When the service is good, we’re there weekly and even when it’s not, they lure me back in with the promise of a flute of champagne and two oysters for €15. It’s simply irresistible! So be warned - enjoy the dreamy Elderflower Spritzes and Bollinger at €10 a glass but ask to sit in Luca’s or Andrea’s sections to be sure you’re looked after in the manner to which you are accustomed! Arrive early because aperitivo hour is officially from 6:30-8:30pm. Advise your server that you're here for the aperitivo and expect delicious appetizers to continually arrive for as long as you are ordering drinks.
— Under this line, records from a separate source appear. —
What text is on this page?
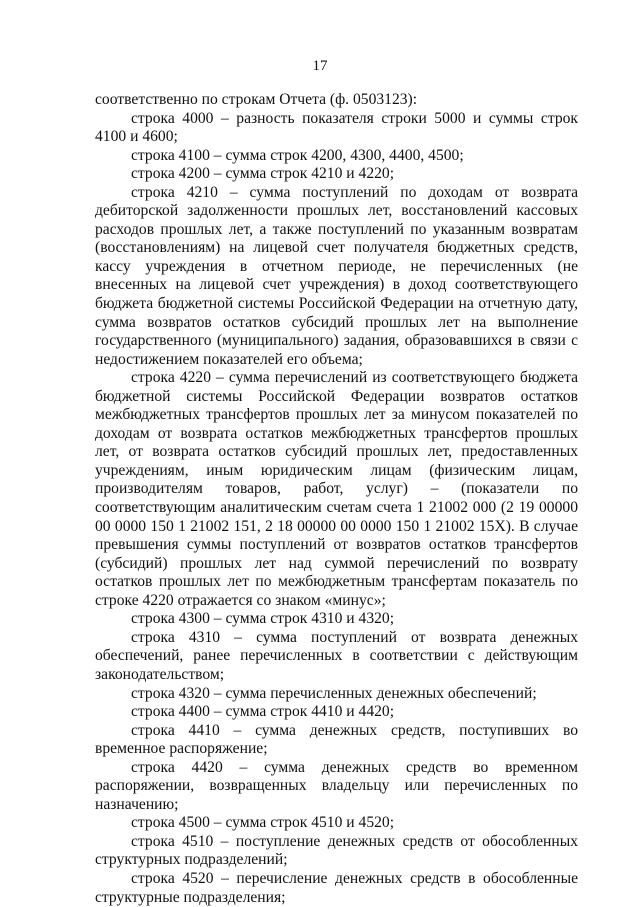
17

соответственно по строкам Отчета (ф. 0503123):

строка 4000 – разность показателя строки 5000 и суммы строк 4100 и 4600;

строка 4100 – сумма строк 4200, 4300, 4400, 4500;

строка 4200 – сумма строк 4210 и 4220;

строка 4210 – сумма поступлений по доходам от возврата дебиторской задолженности прошлых лет, восстановлений кассовых расходов прошлых лет, а также поступлений по указанным возвратам (восстановлениям) на лицевой счет получателя бюджетных средств, кассу учреждения в отчетном периоде, не перечисленных (не внесенных на лицевой счет учреждения) в доход соответствующего бюджета бюджетной системы Российской Федерации на отчетную дату, сумма возвратов остатков субсидий прошлых лет на выполнение государственного (муниципального) задания, образовавшихся в связи с недостижением показателей его объема;

строка 4220 – сумма перечислений из соответствующего бюджета бюджетной системы Российской Федерации возвратов остатков межбюджетных трансфертов прошлых лет за минусом показателей по доходам от возврата остатков межбюджетных трансфертов прошлых лет, от возврата остатков субсидий прошлых лет, предоставленных учреждениям, иным юридическим лицам (физическим лицам, производителям товаров, работ, услуг) – (показатели по соответствующим аналитическим счетам счета 1 21002 000 (2 19 00000 00 0000 150 1 21002 151, 2 18 00000 00 0000 150 1 21002 15Х). В случае превышения суммы поступлений от возвратов остатков трансфертов (субсидий) прошлых лет над суммой перечислений по возврату остатков прошлых лет по межбюджетным трансфертам показатель по строке 4220 отражается со знаком «минус»;

строка 4300 – сумма строк 4310 и 4320;

строка 4310 – сумма поступлений от возврата денежных обеспечений, ранее перечисленных в соответствии с действующим законодательством;

строка 4320 – сумма перечисленных денежных обеспечений;

строка 4400 – сумма строк 4410 и 4420;

строка 4410 – сумма денежных средств, поступивших во временное распоряжение;

строка 4420 – сумма денежных средств во временном распоряжении, возвращенных владельцу или перечисленных по назначению;

строка 4500 – сумма строк 4510 и 4520;

строка 4510 – поступление денежных средств от обособленных структурных подразделений;

строка 4520 – перечисление денежных средств в обособленные структурные подразделения;
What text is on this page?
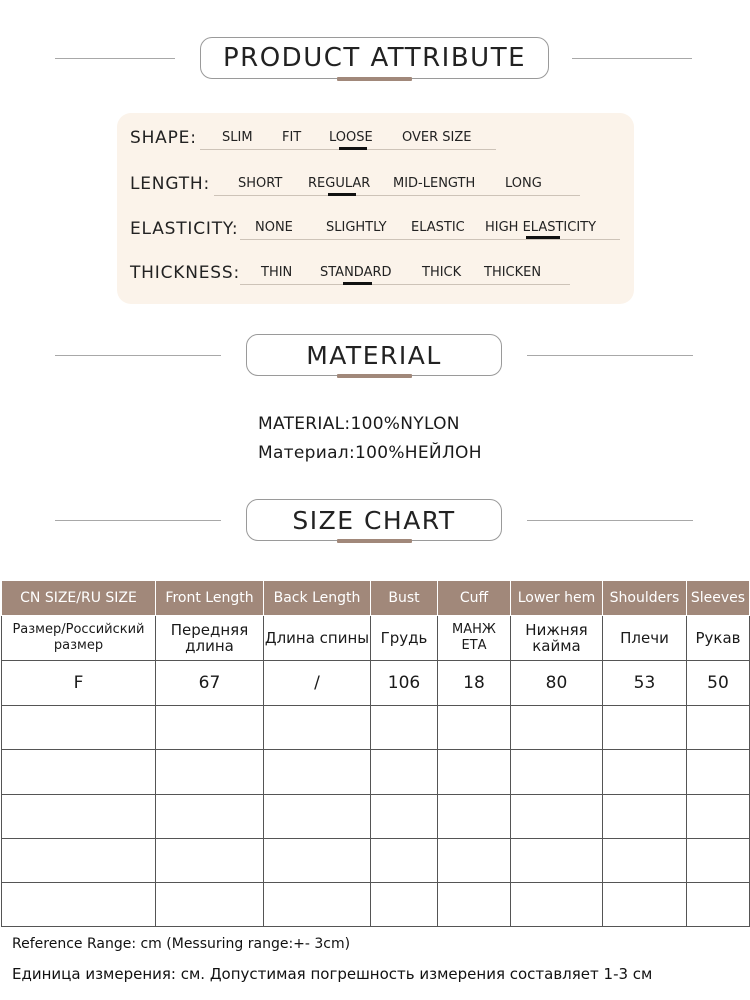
PRODUCT ATTRIBUTE
SHAPE: SLIM FIT LOOSE OVER SIZE
LENGTH: SHORT REGULAR MID-LENGTH LONG
ELASTICITY: NONE	SLIGHTLY ELASTIC HIGH ELASTICITY
THICKNESS: THIN STANDARD THICK THICKEN
MATERIAL
MATERIAL:100%NYLON
Материал:100%НЕЙЛОН
SIZE CHART
CN SIZE/RU SIZE	Front Length	Back Length	Bust	Cuff	Lower hem	Shoulders	Sleeves
Размер/Российский размер	Передняя длина	Длина спины	Грудь	МАНЖ ЕТА	Нижняя кайма	Плечи	Рукав
F	67	/	106	18	80	53	50

Reference Range: cm (Messuring range:+- 3cm)
Единица измерения: см. Допустимая погрешность измерения составляет 1-3 см
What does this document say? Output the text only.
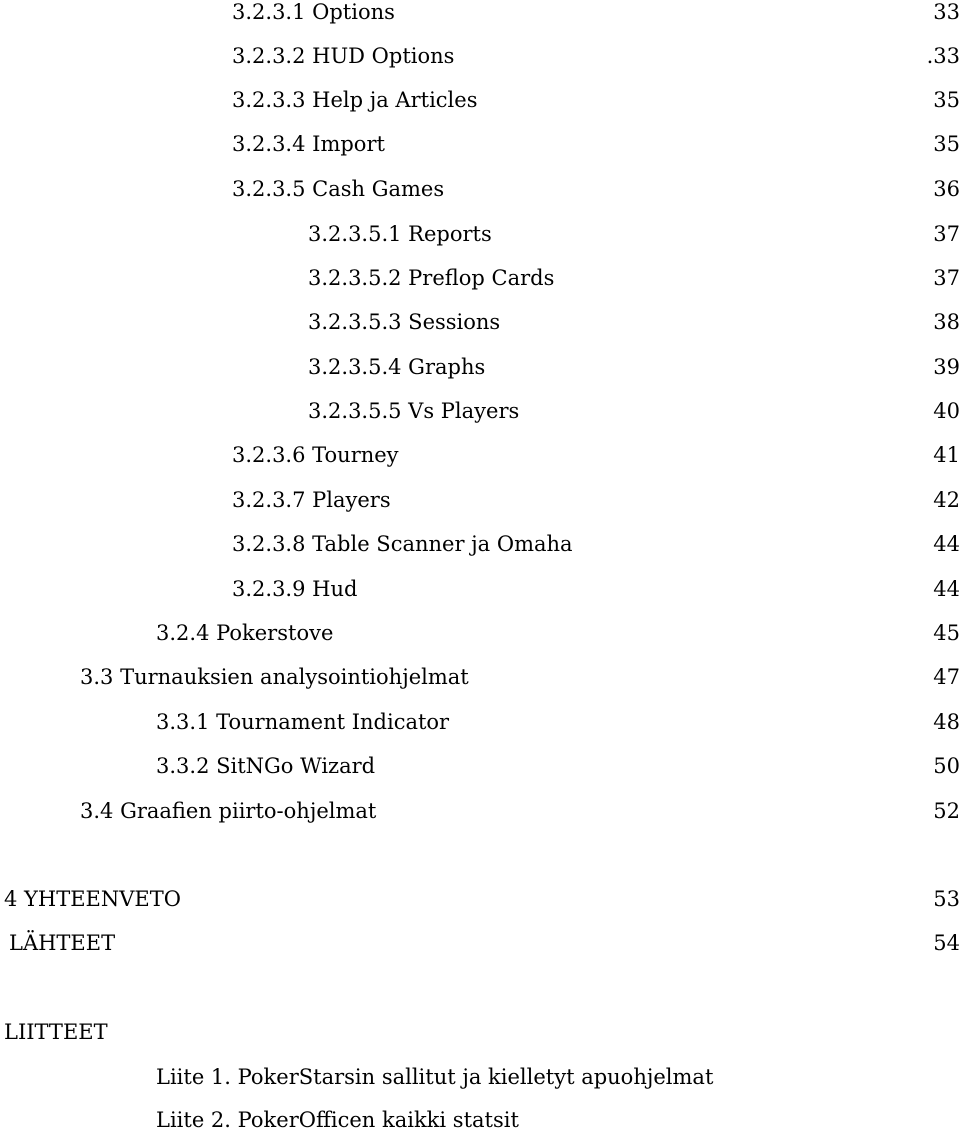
3.2.3.1 Options	33
3.2.3.2 HUD Options	.33
3.2.3.3 Help ja Articles	35
3.2.3.4 Import	35
3.2.3.5 Cash Games	36
3.2.3.5.1 Reports	37
3.2.3.5.2 Preflop Cards	37
3.2.3.5.3 Sessions	38
3.2.3.5.4 Graphs	39
3.2.3.5.5 Vs Players	40
3.2.3.6 Tourney	41
3.2.3.7 Players	42
3.2.3.8 Table Scanner ja Omaha	44
3.2.3.9 Hud	44
3.2.4 Pokerstove	45
3.3 Turnauksien analysointiohjelmat	47
3.3.1 Tournament Indicator	48
3.3.2 SitNGo Wizard	50
3.4 Graafien piirto-ohjelmat	52
4 YHTEENVETO	53
LÄHTEET	54
LIITTEET
Liite 1. PokerStarsin sallitut ja kielletyt apuohjelmat
Liite 2. PokerOfficen kaikki statsit
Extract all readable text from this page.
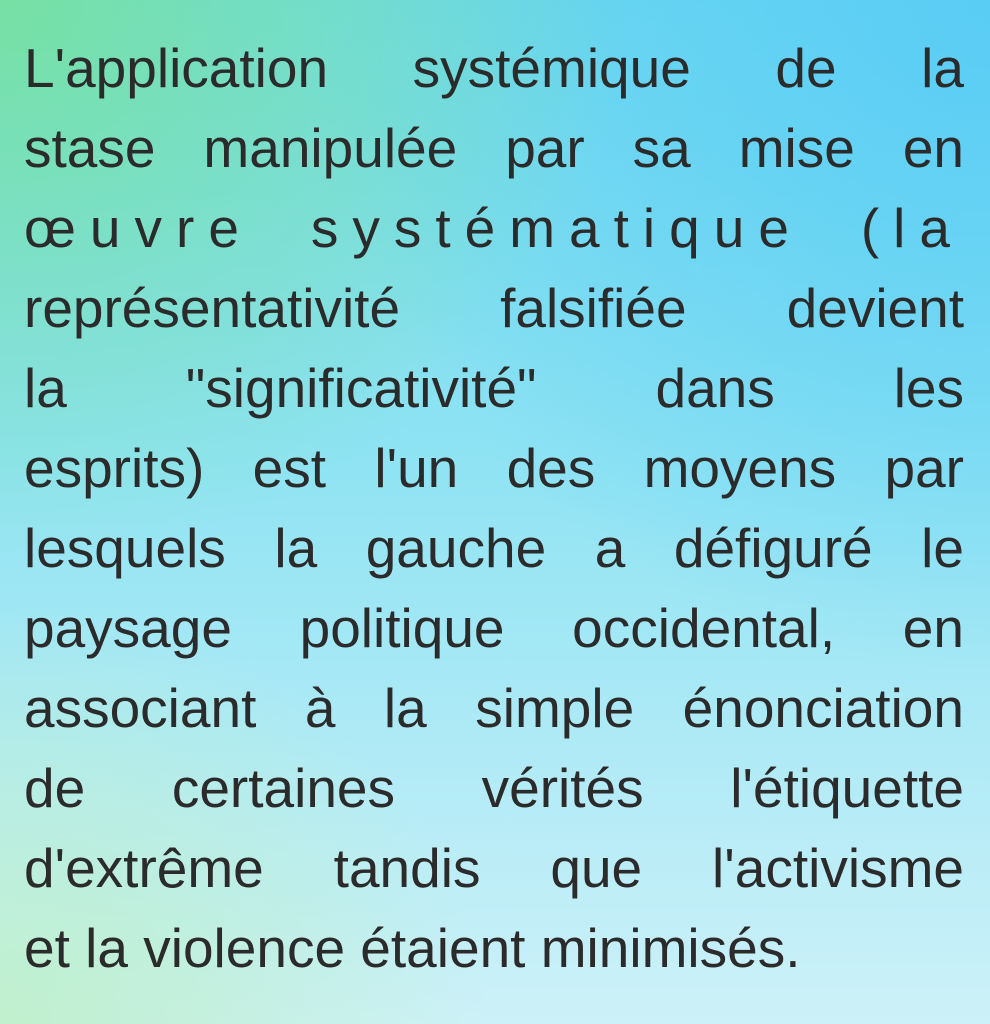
L'application systémique de la
stase manipulée par sa mise en
œuvre systématique (la
représentativité falsifiée devient
la "significativité" dans les
esprits) est l'un des moyens par
lesquels la gauche a défiguré le
paysage politique occidental, en
associant à la simple énonciation
de certaines vérités l'étiquette
d'extrême tandis que l'activisme
et la violence étaient minimisés.
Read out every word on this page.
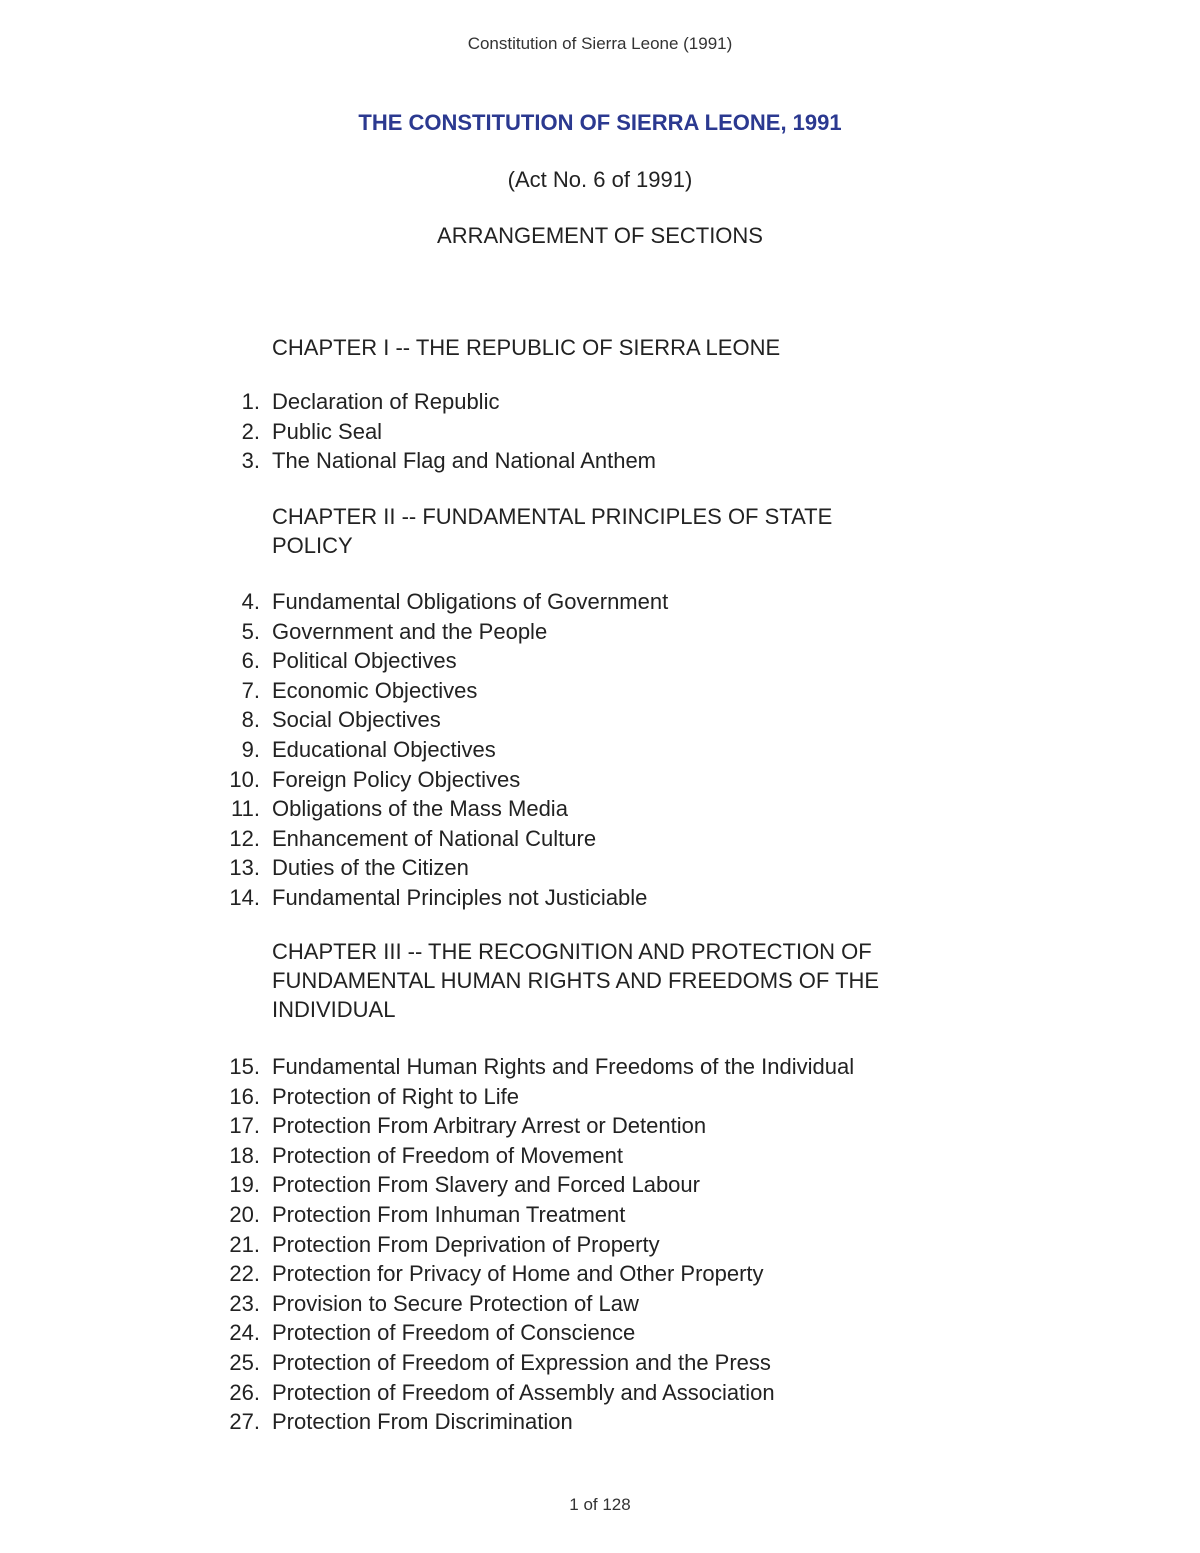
Constitution of Sierra Leone (1991)
THE CONSTITUTION OF SIERRA LEONE, 1991
(Act No. 6 of 1991)
ARRANGEMENT OF SECTIONS
CHAPTER I -- THE REPUBLIC OF SIERRA LEONE
1. Declaration of Republic
2. Public Seal
3. The National Flag and National Anthem
CHAPTER II -- FUNDAMENTAL PRINCIPLES OF STATE POLICY
4. Fundamental Obligations of Government
5. Government and the People
6. Political Objectives
7. Economic Objectives
8. Social Objectives
9. Educational Objectives
10. Foreign Policy Objectives
11. Obligations of the Mass Media
12. Enhancement of National Culture
13. Duties of the Citizen
14. Fundamental Principles not Justiciable
CHAPTER III -- THE RECOGNITION AND PROTECTION OF FUNDAMENTAL HUMAN RIGHTS AND FREEDOMS OF THE INDIVIDUAL
15. Fundamental Human Rights and Freedoms of the Individual
16. Protection of Right to Life
17. Protection From Arbitrary Arrest or Detention
18. Protection of Freedom of Movement
19. Protection From Slavery and Forced Labour
20. Protection From Inhuman Treatment
21. Protection From Deprivation of Property
22. Protection for Privacy of Home and Other Property
23. Provision to Secure Protection of Law
24. Protection of Freedom of Conscience
25. Protection of Freedom of Expression and the Press
26. Protection of Freedom of Assembly and Association
27. Protection From Discrimination
1 of 128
You're welcome!
BEST ROMAN APERITIVO
If there is a line at La Zanzara and you’re too thirsty to wait (understandably), choose one of the other two wine bars that complete our local ‘Bermuda Triangle’. Il Sorpasso and Passaguai (literally a place to ease your troubles) are one street apart and have a common owner, so if you like one, I guarantee that you will like the other. They are both cosy yet casual bars, heavily frequented by locals who keep coming back for the extensive list of Italian wines and bubbles by the glass (at very reasonably prices) and platters of cured meats and cheeses which change every ten days - a Roman aperitivo at its best!
AN OASIS IN ROME
I’ll preface this by happily admitting we celebrated our wedding reception at Hotel Columbus’ restaurant La Veranda three years ago tomorrow! We use any and every excuse to return to the restaurant for its modern Italian cuisine, divine wall-to-ceiling frescoes and relaxing garden courtyard. But mainly we go back because Onofrio and all the staff treat us like family. La Veranda is well-known locally for its big Sunday brunches and romantic dinners but we first discovered its garden by accident. Now it has become an oasis for us, a place to escape the throngs of tourists and forget we are in the middle of Rome for a couple of hours. Don’t get me wrong, we love Rome but she is chaotic and intense and, sometimes, you just need to take a breather. Thank you to Onofrio and the team for always finding us a corner in the courtyard (no matter how busy you are) to eat, drink, or simply smoke a cigar - whatever we need to do to relax and celebrate our free moments together. Please tell them we sent you and enjoy a spritz or two!